Then President-elect Joe Biden nominated Congresswoman Deb Haaland (D-NM) for Secretary of the Interior on Thursday, Dec. 17. This decision made headlines across the nation since Haaland will be the first-ever Native American to hold a Cabinet-level position. Her selection also marks a significant change for public land access and management compared to the previous administration. 

Under the supervision of former Interior Sec. Ryan Zinke, who served in the Trump administration, the department made numerous controversial decisions regarding land use, including opening two million acres of land in Bears Ears National Monument to energy and ranching development.

In 2019, Haaland, along with other congressional colleagues, proposed a bill to restore the monument and protect the estimated 100,000 archeological sites within its original boundaries. She stated that, “Bears Ears National Monument is a treasure that I’ve seen with my own eyes. Part of the mission of public lands is to protect sacred sites and preserve them for future generations, but under the current boundaries at Bears Ears National Monument those sites are at risk of disappearing forever. We can fulfill the mission of public lands and protect the culture and history of our country by ensuring the monument encompasses those areas.”

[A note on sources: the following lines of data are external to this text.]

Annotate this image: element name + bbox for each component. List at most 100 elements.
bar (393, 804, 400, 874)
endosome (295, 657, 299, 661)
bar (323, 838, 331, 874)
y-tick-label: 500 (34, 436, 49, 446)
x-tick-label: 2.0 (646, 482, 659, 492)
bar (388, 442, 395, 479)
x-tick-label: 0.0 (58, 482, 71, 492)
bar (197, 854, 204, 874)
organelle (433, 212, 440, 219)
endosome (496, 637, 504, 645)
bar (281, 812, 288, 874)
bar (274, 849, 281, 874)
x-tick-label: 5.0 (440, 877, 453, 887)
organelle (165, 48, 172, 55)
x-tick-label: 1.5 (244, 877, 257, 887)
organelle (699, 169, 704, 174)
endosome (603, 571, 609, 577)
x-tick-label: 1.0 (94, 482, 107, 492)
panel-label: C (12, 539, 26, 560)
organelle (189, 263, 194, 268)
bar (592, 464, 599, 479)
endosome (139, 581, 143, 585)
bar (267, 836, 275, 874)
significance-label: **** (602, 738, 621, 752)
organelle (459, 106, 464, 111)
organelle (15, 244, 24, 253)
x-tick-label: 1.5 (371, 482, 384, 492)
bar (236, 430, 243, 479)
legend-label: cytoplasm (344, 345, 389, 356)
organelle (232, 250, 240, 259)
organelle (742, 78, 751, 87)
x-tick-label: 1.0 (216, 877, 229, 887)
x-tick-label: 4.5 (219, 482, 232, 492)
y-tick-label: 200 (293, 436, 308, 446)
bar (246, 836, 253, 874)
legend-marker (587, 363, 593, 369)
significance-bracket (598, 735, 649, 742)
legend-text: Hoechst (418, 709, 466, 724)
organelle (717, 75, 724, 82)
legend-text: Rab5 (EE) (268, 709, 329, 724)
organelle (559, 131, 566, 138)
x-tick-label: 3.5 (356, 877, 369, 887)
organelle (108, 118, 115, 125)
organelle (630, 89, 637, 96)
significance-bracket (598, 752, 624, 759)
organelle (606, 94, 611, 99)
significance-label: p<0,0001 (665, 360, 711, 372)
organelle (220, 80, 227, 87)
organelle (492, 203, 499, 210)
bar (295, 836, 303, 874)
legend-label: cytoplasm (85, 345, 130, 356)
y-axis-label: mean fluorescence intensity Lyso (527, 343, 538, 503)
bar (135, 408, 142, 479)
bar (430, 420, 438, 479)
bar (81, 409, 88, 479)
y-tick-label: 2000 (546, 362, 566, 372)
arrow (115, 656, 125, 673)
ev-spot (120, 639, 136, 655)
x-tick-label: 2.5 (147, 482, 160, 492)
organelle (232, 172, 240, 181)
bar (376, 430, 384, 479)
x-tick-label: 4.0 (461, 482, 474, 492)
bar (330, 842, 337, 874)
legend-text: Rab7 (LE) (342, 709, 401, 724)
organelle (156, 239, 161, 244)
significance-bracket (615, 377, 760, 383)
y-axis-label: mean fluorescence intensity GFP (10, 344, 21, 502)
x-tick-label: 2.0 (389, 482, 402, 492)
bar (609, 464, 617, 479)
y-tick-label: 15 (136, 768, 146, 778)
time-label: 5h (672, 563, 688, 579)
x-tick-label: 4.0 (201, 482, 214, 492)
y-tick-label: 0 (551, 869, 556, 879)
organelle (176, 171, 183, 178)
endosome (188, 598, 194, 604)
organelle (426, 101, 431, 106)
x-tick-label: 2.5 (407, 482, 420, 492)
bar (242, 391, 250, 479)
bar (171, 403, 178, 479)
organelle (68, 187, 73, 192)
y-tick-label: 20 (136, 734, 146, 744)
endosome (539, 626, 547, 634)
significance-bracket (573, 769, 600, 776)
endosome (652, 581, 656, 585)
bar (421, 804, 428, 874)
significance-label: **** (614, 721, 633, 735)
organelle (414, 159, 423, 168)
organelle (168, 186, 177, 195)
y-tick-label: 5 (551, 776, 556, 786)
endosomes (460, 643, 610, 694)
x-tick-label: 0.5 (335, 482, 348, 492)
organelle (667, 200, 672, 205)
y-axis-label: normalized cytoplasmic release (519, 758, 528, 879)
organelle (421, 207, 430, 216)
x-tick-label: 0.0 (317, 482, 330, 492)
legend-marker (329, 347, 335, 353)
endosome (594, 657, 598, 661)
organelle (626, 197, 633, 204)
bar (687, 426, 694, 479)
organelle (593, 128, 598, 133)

The previous administration also aimed its sights on rolling back ecological protection and legislation for the wild inhabitants of the nation’s public lands and parks. Most recently, a decision made in December continued rollbacks of the Endangered Species Act, narrowing protection of the habitats of endangered species—a move that Sec. designate Haaland strongly opposes.

“In his final days in office, Trump is rolling back protections listed in this bill. We must do all we can to protect our public lands & all those who inhabit them,” tweeted Haaland in late December.

Though most of Montana’s public lands are National Forest, (which lies within the jurisdiction of the Department of Agriculture) Haaland’s leadership will help protect much of the land and parks that Montanans call home. 

“The Department of the Interior also has incredible power over how we address climate change,” said Dep. Director of the Montana Wilderness Association (MWA) John Todd. “They make lots of land management decisions that include how we develop energy resources… whether it’s coal, oil [and] gas or others.”

A 2017 study on the impacts of climate change on Montana found that the average temperature in Montana has risen between 2 - 3°F and put the state at an increased risk of drought and wildfire. 

“Something that we [the MWA] have been watching pretty closely is her support of a bill to rename racist geographic features,” Todd said. “To me, it’s an access issue… It means that these places aren’t welcoming to certain people.”

Between reversing the environmental and ecological protections deregulation of the previous administration and pushing the department towards a progressive agenda, Haaland has her work cut out for her. However, Haaland has also made it clear she’s not backing down from a challenge.

On the day of her nomination, Haaland stated, “A voice like mine has never been a Cabinet secretary or at the head of the Department of Interior. Growing up in my mother’s Pueblo household made me fierce. I’ll be fierce for all of us, our planet and all of our protected land.”